As the nation continues to mark the month of June with festivals and parades, it is undeniable that Pride has gone mainstream. With events in even the most conservative parts of the country and corporate America eagerly participating, it’s worth celebrating how much progress we’ve made on this front. LGBT individuals can be open about who they are to an unprecedented degree.



The deadly stigmatization that was once so prevalent has not entirely dissipated, but it’s not nearly as bad as it was within living memory for so many Americans. We now have full legal equality including marriage rights, which seemed a distant dream as recently as a decade or two ago. It was as recently as 2003 that the last state laws criminalizing homosexuality were struck down by the Supreme Court.



But not everyone is so accepting of this change in social norms and the advance of legal equality. A remarkable event last Saturday served as a reminder of this, as 31 members of a white nationalist group were arrested with the apparent intent of rioting and assaulting people at a Pride festival in Coeur d’Alene, Idaho.



Anti-LGBT rhetoric is not entirely confined to the fringes, either. Mark Burns, a pastor running for Congress in South Carolina, recently called for the government to start executing people to fight “the LGBT transgender grooming our children’s minds.” He’s since lost the June 14 Republican primary, but came very close to forcing a runoff against incumbent Rep. William Timmons.



The conflation of public visibility and acceptance of LGBT people with sexual obscenity and threats to children is a long-standing, despicable tactic, and one which often leads to calls for violence. Troublingly, there has also been a recent resurgence in such talk among some Republicans, even if most don’t carry it as far as Burns and his plan for mass executions.



The reality is that gay and trans people still face violent assaults at a much higher rate than the general population. It is precisely for that reason that the rights of self-defense, including armed self-defense, can be especially important for them.



That’s why our Cato colleague Tom Palmer, who is gay, was one of the original plaintiffs in what became District of Columbia v. Heller, the landmark Supreme Court ruling affirming an individual right under the Second Amendment. He was later dropped from the case on procedural grounds, but his interest in the topic wasn’t just academic. As litigator Alan Gura explained, he had once “fended off a hate crime using a firearm that he happened to have on him. He is alive today, or at least avoided serious injury, because he was able to have access to a gun when he needed it.”



Palmer and his partner were accosted by nearly two dozen assailants, making threats such as “They’ll never find your bodies.” But the incident ended without injury when he drew his handgun and the attackers dispersed without the need to fire a shot, as is the case in most defensive uses of a firearm.



Growing up in a very conservative part of the country, I also learned what it’s like to live in an environment of widespread, vicious homophobia, up to and including a constant risk of violent assaults. I obtained a concealed carry permit as soon as I was legally allowed. I had even started carrying a handgun illicitly before then, when I was still a teenager (I trust the statute of limitations has expired on that!). The relatively remote risk of legal consequences paled in comparison to the prospect of being the next Matthew Shepard. As the LGBT gun group Pink Pistols puts it, “Armed gays don’t get bashed.”

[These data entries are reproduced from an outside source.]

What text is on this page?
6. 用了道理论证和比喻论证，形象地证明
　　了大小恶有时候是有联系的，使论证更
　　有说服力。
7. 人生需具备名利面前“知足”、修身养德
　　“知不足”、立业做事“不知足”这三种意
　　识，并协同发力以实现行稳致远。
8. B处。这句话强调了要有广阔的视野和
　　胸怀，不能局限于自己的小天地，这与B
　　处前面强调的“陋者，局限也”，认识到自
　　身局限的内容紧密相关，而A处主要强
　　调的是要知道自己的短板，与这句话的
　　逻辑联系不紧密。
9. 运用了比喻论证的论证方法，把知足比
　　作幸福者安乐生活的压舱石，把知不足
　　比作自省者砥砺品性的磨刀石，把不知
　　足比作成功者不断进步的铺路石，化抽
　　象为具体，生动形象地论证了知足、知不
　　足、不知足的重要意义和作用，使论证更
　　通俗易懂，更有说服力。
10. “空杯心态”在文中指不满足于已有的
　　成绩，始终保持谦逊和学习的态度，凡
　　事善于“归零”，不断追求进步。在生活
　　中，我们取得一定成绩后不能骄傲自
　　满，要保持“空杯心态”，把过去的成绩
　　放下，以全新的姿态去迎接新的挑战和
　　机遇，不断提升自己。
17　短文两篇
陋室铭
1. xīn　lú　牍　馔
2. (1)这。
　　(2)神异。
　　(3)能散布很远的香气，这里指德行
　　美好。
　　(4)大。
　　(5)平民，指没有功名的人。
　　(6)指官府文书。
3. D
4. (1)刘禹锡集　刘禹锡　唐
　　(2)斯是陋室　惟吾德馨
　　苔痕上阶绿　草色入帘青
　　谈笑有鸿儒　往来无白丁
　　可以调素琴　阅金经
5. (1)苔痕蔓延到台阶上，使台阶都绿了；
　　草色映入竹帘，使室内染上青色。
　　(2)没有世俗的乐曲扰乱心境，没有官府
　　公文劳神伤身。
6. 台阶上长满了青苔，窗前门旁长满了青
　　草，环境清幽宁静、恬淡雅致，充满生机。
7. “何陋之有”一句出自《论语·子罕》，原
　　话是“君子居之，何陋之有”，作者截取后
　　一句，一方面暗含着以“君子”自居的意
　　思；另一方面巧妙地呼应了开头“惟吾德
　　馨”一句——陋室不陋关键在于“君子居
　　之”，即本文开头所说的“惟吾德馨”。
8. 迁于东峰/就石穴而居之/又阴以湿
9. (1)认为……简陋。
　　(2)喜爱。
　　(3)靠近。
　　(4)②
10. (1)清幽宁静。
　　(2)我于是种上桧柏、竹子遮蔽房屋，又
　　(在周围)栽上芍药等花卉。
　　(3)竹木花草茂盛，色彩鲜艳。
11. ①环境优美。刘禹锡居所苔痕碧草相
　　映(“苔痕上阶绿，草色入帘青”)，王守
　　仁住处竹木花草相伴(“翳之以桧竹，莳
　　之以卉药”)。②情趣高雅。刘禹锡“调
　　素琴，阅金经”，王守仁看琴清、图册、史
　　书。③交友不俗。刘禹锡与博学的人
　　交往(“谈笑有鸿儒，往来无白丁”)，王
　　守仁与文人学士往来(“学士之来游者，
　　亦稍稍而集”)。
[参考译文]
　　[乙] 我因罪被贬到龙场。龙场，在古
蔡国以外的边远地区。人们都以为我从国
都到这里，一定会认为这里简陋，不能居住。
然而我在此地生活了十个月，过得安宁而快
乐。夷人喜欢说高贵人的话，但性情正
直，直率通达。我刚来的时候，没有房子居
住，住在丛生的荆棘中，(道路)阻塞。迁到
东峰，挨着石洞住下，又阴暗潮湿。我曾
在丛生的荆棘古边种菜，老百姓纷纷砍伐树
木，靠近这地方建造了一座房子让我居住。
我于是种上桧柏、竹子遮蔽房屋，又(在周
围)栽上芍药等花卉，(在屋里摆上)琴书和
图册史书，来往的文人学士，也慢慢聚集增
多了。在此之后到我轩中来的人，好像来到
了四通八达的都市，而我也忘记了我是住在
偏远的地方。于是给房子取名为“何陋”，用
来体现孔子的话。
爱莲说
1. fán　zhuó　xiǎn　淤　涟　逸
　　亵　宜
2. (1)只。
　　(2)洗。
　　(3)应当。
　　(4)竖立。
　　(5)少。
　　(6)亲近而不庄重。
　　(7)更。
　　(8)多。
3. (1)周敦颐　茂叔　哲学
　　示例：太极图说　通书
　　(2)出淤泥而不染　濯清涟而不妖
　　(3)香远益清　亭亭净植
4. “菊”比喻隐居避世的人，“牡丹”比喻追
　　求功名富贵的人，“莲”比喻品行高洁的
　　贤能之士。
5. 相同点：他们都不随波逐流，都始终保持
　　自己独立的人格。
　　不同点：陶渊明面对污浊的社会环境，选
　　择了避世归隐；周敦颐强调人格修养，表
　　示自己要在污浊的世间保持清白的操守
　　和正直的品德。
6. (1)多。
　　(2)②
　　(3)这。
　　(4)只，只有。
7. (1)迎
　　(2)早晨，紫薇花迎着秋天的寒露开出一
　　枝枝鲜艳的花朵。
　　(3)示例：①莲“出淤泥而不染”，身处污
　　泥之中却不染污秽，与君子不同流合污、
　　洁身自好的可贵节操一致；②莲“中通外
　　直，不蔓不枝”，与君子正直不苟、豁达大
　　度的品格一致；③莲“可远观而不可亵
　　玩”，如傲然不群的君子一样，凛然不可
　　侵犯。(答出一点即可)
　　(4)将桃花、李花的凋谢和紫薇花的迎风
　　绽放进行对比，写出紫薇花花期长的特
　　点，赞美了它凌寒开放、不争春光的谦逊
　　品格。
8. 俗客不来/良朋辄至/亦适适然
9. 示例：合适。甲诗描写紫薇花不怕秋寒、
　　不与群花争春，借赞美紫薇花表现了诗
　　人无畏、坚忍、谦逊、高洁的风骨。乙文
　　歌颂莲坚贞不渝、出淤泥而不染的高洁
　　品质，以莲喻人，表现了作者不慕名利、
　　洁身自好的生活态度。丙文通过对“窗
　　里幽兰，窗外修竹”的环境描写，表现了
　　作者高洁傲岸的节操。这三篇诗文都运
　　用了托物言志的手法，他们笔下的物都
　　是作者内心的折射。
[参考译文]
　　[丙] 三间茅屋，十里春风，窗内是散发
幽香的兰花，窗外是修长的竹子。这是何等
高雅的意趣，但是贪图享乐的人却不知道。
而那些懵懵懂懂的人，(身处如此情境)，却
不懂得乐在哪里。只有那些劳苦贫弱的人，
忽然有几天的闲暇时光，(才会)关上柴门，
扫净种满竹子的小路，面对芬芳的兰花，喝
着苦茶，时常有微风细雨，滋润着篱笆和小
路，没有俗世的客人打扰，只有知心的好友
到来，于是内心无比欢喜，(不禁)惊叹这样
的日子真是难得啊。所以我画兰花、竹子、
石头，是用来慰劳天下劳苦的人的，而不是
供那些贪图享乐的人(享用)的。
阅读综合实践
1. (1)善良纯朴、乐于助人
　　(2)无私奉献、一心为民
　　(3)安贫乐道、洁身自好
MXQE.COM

To be sure, not all gay people and activists share this positive view of the Second Amendment. Some are advocates of more restrictive gun control laws. Like any other group, it would be a mistake to assume LGBT political opinions are uniform, on this or any other topic. It’s probably even the case that support for gun rights is a minority view. It certainly hasn’t helped that so many politicians who talk about the Second Amendment have also fought against LGBT equality at every turn.



But the most marginalized and threatened in a society need the right to defend themselves most of all, including against a potentially large group of assailants. It’s that equalizing power that let one gay couple with a handgun fend off twenty attackers. For many LGBT Americans who’ve faced the stark reality of living in fear, including when local law enforcement has often been less than reliable in protecting our rights, the conclusion is clear: gun rights are gay rights.


[Update, 6/24/22] In his concurring opinion in New York State Rifle & Pistol Assn. v. Bruen, Justice Samuel Alito mentions the following example in striking down New York’s restrictive “may issue” regime for concealed carry permits.

One night in 1987, Austin Fulk, a gay man from Arkansas, “was chatting with another man in a parking lot when four gay bashers charged them with baseball bats and tire irons. Fulk’s companion drew his pistol from under the seat of his car, brandished it at the attackers, and fired a single shot over their heads, causing them to flee and saving the wouldbe victims from serious harm.”